Shri Ravi Capoor pointed out that the Government was contemplating to extend a special export package for top 40 MMF HS lines and also 10 technical textiles HS lines where the global market is over US $ 250 billion. He stated that India’s share was a miniscule of less than 0.7%, in these HS lines.
The Secretary (Textiles) while appreciating CITI for closely interacting with the Government on various policy matters, applauded CITI Chairman for the formation of National Committee on Textiles & Clothing (NCTC) by CITI and creating a common platform to enable the Government to get the industry’s demand in a single voice. He advised the stakeholders to stand united and avoid coming out with conflicting and contradicting demands to the government. He felt that such proposals might benefit one segment in the short run, but would harm entire textile value chain in the long run. He also felt that this was one of the reasons why the industry could not achieve a sustained and envisaged growth rate.
Earlier, Shri T. Rajkumar, Chairman, CITI in his welcome address thanked the Hon’ble Prime Minister, Hon’ble Union Textile Minister for taking various bold and proactive initiatives to enable the industry to recover from the impact of Covid-19 pandemic on a fast track. He also appreciated the historical reforms brought in taxation, foreign trade policy, power, labour, MSME eligibility criteria, etc., that had greatly benefited the textiles and clothing industry. He appealed to the Government to announce a special package to boost cotton consumption as the country is heading towards huge accumulation of stock that might affect the farmers, industry and the government for exercising MSP operation and holding the stock.
CITI Chairman also noted that the financial relief packages announced for MSME and non-MSMEs would greatly benefit the textile mills having their accounts as standard on 1st March 2020. However, he stated that T&C industry needs further handholding to recover from the unforeseen financial stress. Based on the representations made by the textile industry, Hon’ble Union Minister of Textiles was kind enough to recommend two years’ moratorium period for all loans in the pre-Covid-19 period. Considering the acute crisis being faced by the industry, CITI Chairman appealed to the Government to either extend the relief package for all the units irrespective of their status of accounts or extend two years’ moratorium period for the repayment of all loans. Since it might take several months to reach normalcy in business and financial performance, it is essential to consider this appeal to prevent closure of several thousands of textile units and jobs for several lakhs of people.
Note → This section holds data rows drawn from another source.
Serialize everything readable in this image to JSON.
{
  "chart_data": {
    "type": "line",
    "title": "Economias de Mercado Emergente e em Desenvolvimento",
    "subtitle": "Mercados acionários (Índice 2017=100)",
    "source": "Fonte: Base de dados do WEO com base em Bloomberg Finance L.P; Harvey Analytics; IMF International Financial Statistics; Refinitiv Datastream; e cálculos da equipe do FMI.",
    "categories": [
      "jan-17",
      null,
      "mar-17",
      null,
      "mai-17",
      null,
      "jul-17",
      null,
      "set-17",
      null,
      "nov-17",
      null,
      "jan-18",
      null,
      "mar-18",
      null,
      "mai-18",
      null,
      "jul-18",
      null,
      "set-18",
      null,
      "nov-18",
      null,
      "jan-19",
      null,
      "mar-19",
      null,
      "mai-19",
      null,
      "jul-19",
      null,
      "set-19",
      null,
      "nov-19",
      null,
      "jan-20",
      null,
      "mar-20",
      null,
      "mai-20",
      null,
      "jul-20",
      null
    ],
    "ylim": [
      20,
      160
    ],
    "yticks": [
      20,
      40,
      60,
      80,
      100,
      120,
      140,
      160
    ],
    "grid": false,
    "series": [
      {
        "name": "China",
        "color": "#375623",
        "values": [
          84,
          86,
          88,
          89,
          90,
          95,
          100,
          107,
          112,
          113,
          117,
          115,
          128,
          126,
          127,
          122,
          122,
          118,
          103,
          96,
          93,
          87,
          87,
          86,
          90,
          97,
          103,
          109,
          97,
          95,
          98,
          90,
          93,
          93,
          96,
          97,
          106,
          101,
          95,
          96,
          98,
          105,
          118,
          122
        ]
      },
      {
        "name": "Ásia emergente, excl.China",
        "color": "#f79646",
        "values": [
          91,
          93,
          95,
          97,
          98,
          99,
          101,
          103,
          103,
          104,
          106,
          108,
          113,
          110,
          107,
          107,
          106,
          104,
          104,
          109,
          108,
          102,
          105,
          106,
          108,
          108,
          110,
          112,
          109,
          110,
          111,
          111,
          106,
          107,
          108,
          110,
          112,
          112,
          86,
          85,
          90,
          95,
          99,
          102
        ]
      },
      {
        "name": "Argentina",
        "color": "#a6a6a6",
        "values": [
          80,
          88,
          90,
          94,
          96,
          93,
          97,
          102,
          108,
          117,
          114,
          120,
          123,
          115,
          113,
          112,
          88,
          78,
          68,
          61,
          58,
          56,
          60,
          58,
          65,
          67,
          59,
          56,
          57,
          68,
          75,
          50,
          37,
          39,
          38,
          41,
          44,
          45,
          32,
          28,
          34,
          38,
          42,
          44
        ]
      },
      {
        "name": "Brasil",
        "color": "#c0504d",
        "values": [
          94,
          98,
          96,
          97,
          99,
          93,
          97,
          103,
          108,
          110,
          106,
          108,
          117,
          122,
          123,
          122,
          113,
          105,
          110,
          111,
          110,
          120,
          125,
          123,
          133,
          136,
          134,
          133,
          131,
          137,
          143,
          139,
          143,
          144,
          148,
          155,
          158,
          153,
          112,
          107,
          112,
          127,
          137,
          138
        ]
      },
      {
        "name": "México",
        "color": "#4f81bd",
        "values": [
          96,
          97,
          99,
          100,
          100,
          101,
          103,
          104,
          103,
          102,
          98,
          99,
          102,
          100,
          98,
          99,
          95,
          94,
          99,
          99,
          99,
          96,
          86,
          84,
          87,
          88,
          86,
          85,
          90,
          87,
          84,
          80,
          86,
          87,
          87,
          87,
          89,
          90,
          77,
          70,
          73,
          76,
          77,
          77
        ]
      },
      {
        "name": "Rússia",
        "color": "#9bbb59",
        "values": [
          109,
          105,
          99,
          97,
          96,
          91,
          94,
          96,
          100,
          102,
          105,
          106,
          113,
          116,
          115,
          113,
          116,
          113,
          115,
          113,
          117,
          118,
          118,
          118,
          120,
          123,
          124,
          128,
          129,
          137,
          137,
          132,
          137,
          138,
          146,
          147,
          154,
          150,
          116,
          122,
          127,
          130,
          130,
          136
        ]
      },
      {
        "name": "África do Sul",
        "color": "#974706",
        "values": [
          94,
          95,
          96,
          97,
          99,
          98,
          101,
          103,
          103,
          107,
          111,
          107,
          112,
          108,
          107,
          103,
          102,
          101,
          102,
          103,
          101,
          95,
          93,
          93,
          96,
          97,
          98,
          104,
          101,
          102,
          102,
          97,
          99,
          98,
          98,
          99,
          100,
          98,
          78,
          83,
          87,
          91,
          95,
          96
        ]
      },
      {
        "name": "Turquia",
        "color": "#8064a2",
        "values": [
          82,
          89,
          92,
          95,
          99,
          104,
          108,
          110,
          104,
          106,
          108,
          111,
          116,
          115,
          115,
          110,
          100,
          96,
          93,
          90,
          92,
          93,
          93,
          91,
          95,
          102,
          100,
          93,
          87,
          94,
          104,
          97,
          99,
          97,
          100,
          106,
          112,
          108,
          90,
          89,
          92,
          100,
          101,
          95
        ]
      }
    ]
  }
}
At the first meeting of the newly elected Committee immediately after the 62nd AGM of CITI, Shri T Rajkumar, Chairman of Sri Mahasakthi Mills Limited, Palakkad, Kerala was re-elected as Chairman, Shri S K Kandelia, President & CEO of Sutlej Textiles and Industries Ltd. was elected as Deputy Chairman and Shri R L Nolkha, Chairman of Nithin Spinners Limited, Bhilwara was elected as the Vice-Chairman of CITI (Brief profiles of the Office-bearers of CITI are attached).